The Occasional Student

This past week, I had an opportunity to sit in on several Photography Portfolio Reviews with students at the Art Institute of Washington. The Institute has a great photographic imaging program that was built from the ground up, not one refitted onto a traditional photography program. It was odd not smelling fixer as I walked through its hallways. These students have all of the latest hardware and software at their disposal. It was interesting to see that with all this technology and a terrific faculty in place they were still like the students I had at Howard University back in the 1980s & 90s! No comment on my high school art students at the Ellington School of the Arts during the past ten years! So, nothing really changed except the tools they were inundated with learning. Very interesting.

When going over the work of these students and in conversation with them, I thought back on a couple of students I worked with as a freelance instructor for Panasonic’s Digital Photo Academy. These were two guys were my peers in age that loved photography, and just kinda did it “on the side”. I was teaching or instructing an Advance Photography class from 9:00AM to 5:00PM. After a brief introduction at Starbucks, I took them to the National Cathedral here in Washington, DC. We shot for six hours straight, with no break! Six hours without any whining, just non-stop photography.

Mike, going for the shot

Mike, going for the shot!

They asked a lot of questions about photography, as well as, telling lots of stories about their photographic and non-photographic lives. As photo enthusiast, that brought all of their photo equipment, so they could be “ready” for anything. The first thing I did was to have them travel light. No more than two lenses and a tripod. They were amazed that the only camera I brought my Panasonic LX3. But I also brought some Lensbaby stuff for them to use and my laptop. We never even used that Lensbaby stuff, no time, they were in The Zone.

Steve using the Cathedral as the background element

Steve, using the Cathedral as the background element.

At the end of the day we were in the Cathedral’s Observation Deck that has a great view of DC, Maryland, and Virginia!
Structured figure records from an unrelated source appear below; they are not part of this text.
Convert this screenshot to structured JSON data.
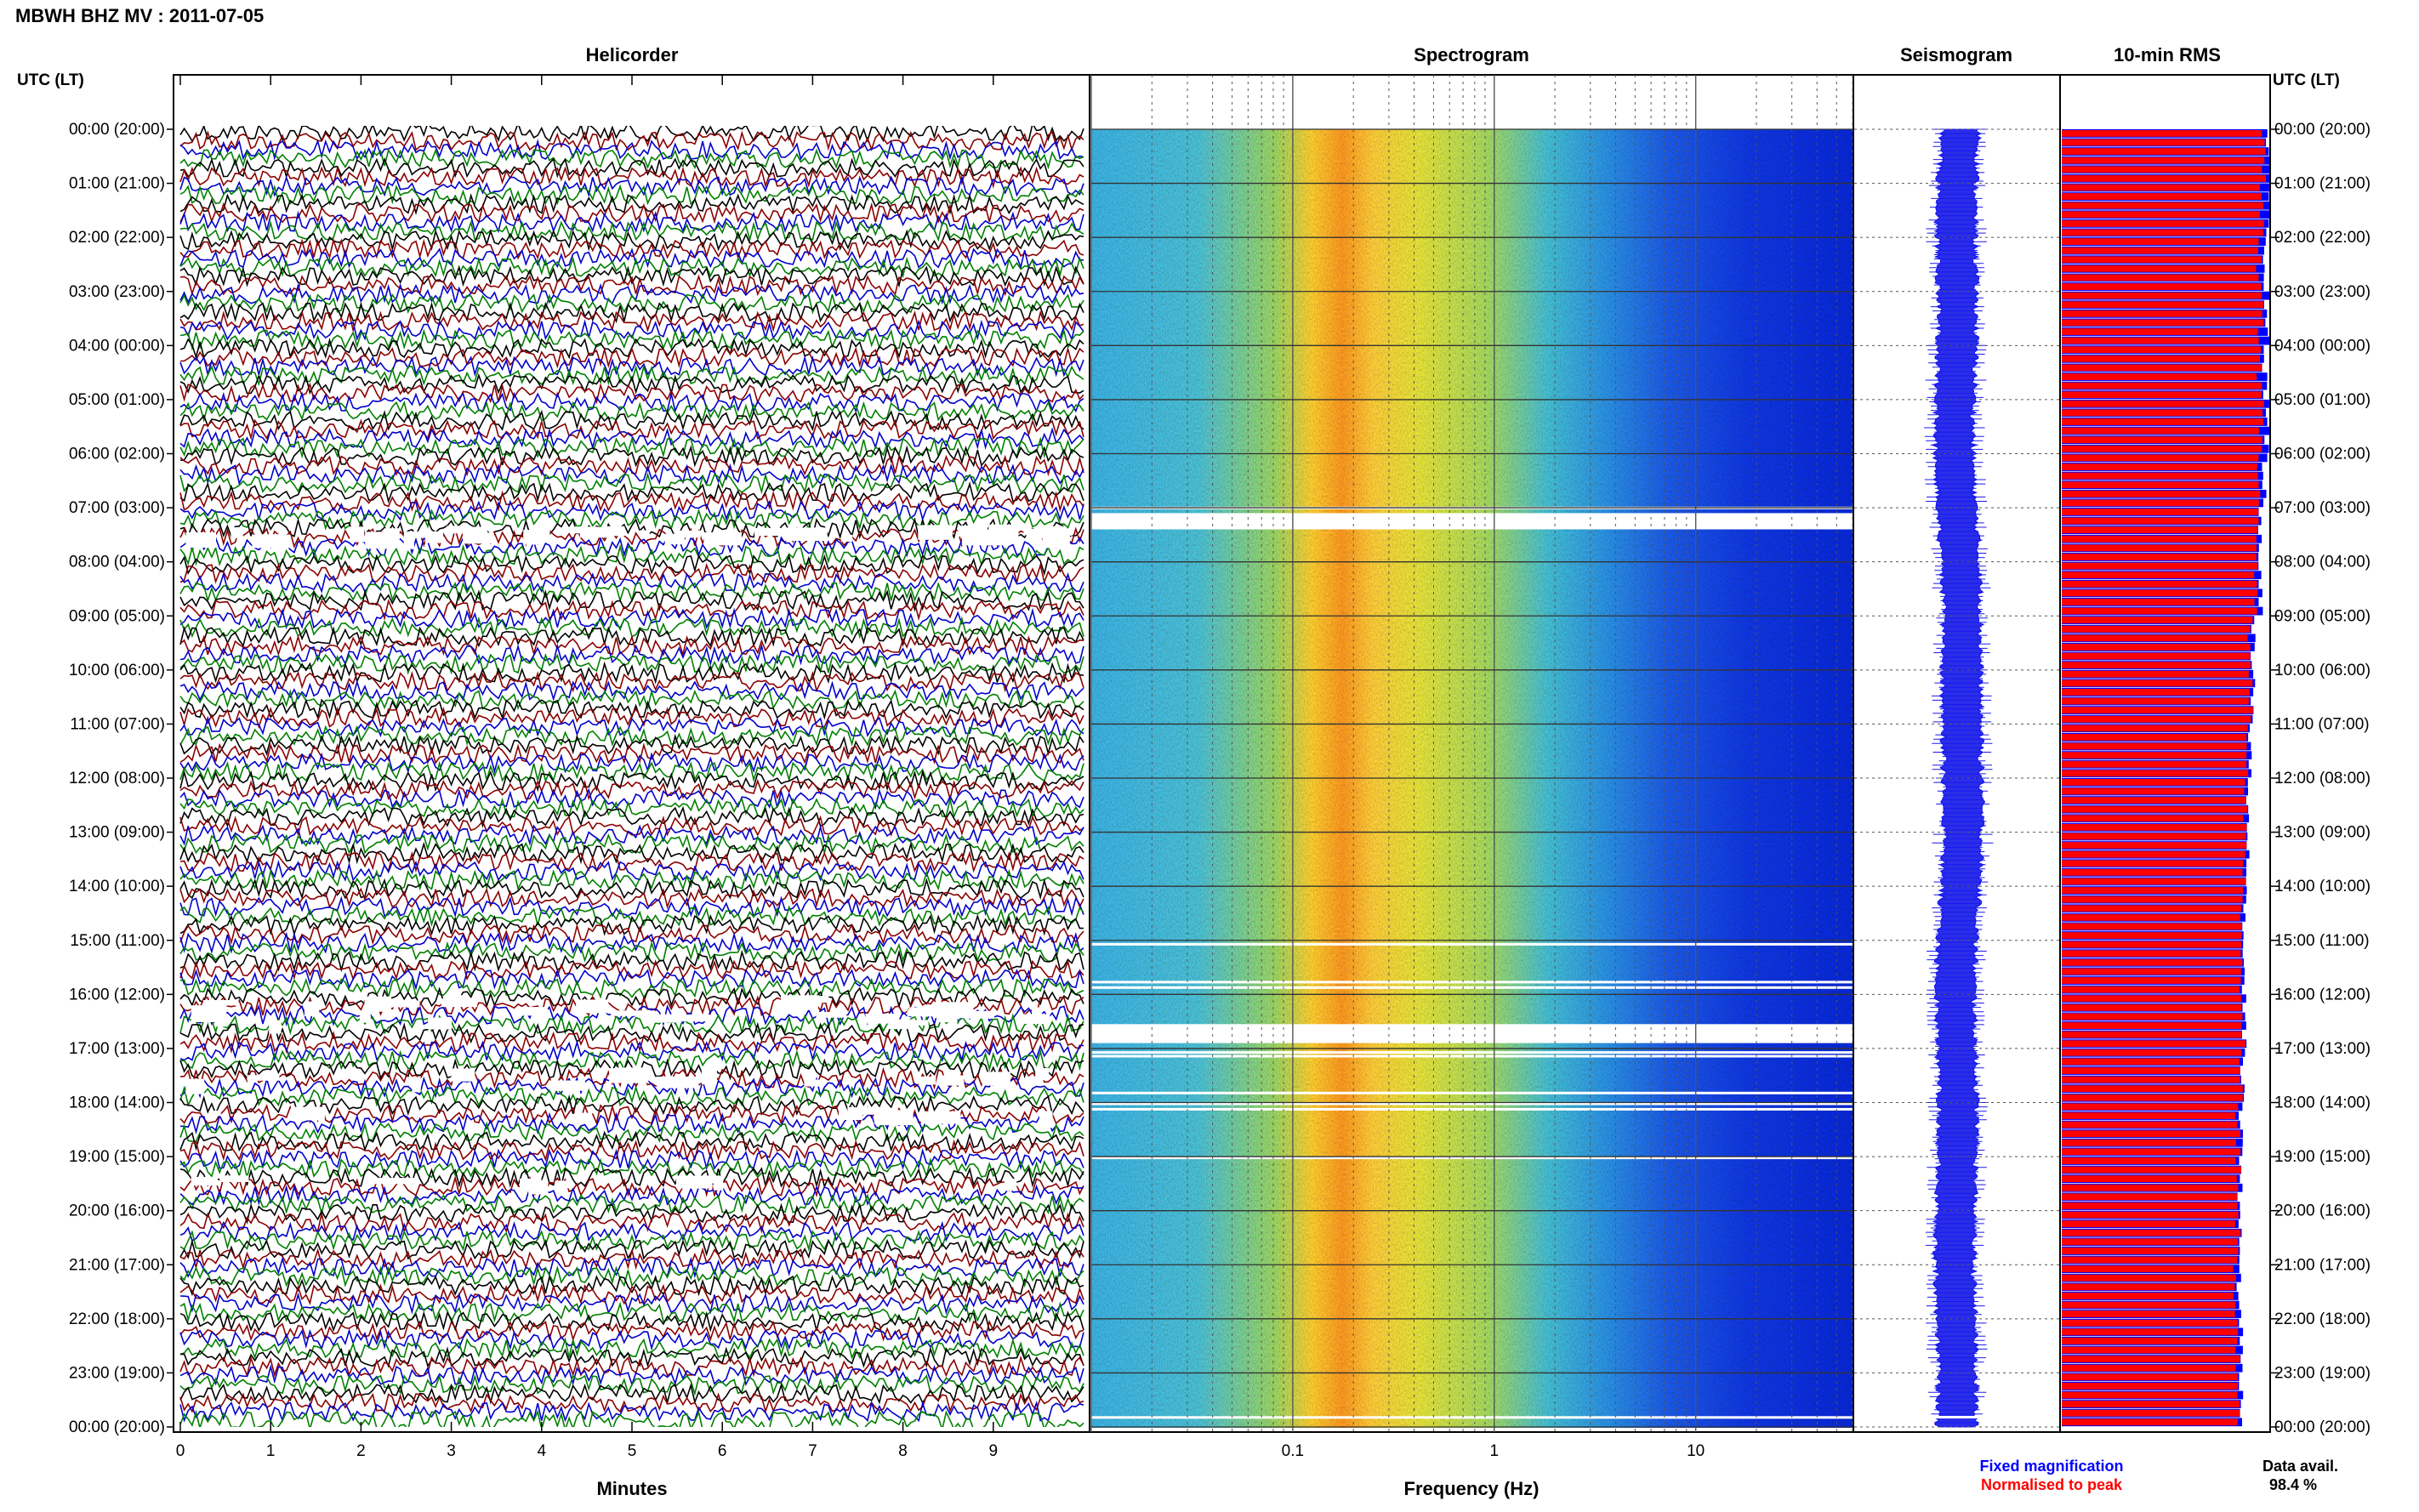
{
  "header": {
    "title": "MBWH BHZ MV : 2011-07-05"
  },
  "panels": {
    "helicorder": "Helicorder",
    "spectrogram": "Spectrogram",
    "seismogram": "Seismogram",
    "rms": "10-min RMS"
  },
  "axes": {
    "left_header": "UTC (LT)",
    "right_header": "UTC (LT)",
    "minutes_label": "Minutes",
    "frequency_label": "Frequency (Hz)"
  },
  "legend": {
    "fixed": "Fixed magnification",
    "normalised": "Normalised to peak",
    "fixed_color": "#0000ff",
    "normalised_color": "#ff0000"
  },
  "availability": {
    "label": "Data avail.",
    "value": "98.4 %"
  },
  "chart_data": {
    "type": "heatmap",
    "time_ticks": [
      "00:00 (20:00)",
      "01:00 (21:00)",
      "02:00 (22:00)",
      "03:00 (23:00)",
      "04:00 (00:00)",
      "05:00 (01:00)",
      "06:00 (02:00)",
      "07:00 (03:00)",
      "08:00 (04:00)",
      "09:00 (05:00)",
      "10:00 (06:00)",
      "11:00 (07:00)",
      "12:00 (08:00)",
      "13:00 (09:00)",
      "14:00 (10:00)",
      "15:00 (11:00)",
      "16:00 (12:00)",
      "17:00 (13:00)",
      "18:00 (14:00)",
      "19:00 (15:00)",
      "20:00 (16:00)",
      "21:00 (17:00)",
      "22:00 (18:00)",
      "23:00 (19:00)",
      "00:00 (20:00)"
    ],
    "minutes_ticks": [
      "0",
      "1",
      "2",
      "3",
      "4",
      "5",
      "6",
      "7",
      "8",
      "9"
    ],
    "minutes_range": [
      0,
      10
    ],
    "freq_ticks": [
      "0.1",
      "1",
      "10"
    ],
    "freq_range": [
      0.01,
      60
    ],
    "freq_log_scale": true,
    "trace_colors": [
      "#000000",
      "#8b0000",
      "#0000cc",
      "#008000"
    ],
    "spectrogram_gaps_hours": [
      [
        7.1,
        7.4
      ],
      [
        16.55,
        16.9
      ]
    ],
    "rms_hourly": [
      0.97,
      0.96,
      0.95,
      0.96,
      0.95,
      0.96,
      0.95,
      0.94,
      0.93,
      0.92,
      0.92,
      0.9,
      0.89,
      0.88,
      0.87,
      0.87,
      0.88,
      0.87,
      0.85,
      0.85,
      0.86,
      0.85,
      0.86,
      0.86
    ],
    "rms_normalised_hourly": [
      0.99,
      0.99,
      0.98,
      0.99,
      0.98,
      0.99,
      0.98,
      0.95,
      0.96,
      0.91,
      0.91,
      0.9,
      0.89,
      0.9,
      0.88,
      0.87,
      0.88,
      0.87,
      0.86,
      0.86,
      0.85,
      0.84,
      0.85,
      0.85
    ]
  }
}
I pulled out my laptop and went over their photos, and showed a couple of very quick Photoshop processing tricks. Gave them both a “Goodies Disk”, like I get at Photoshop World, and a little “homework” assignment to make a Blurb book from their photos. Then we all limped off into the sunset. It was a great day of photography.

Those guys, Mike & Steve, were just the kind of Photography students you want. They love photography, and the gadgets and toys that come with it. Most of all they were open, I mean wide open, to the vocabulary of artist vision in hearing and listening to their creative voice. That’s something that the full time student doesn’t do, but the occasional student is actually hungry for. I commented to Mike about this, and his response was, “Hey, here you’re not babysitting! We want to learn.”

Well they’re ready for my Photoshop class, and so am I. I’m looking forward to my next photography classroom, filled with occasional students.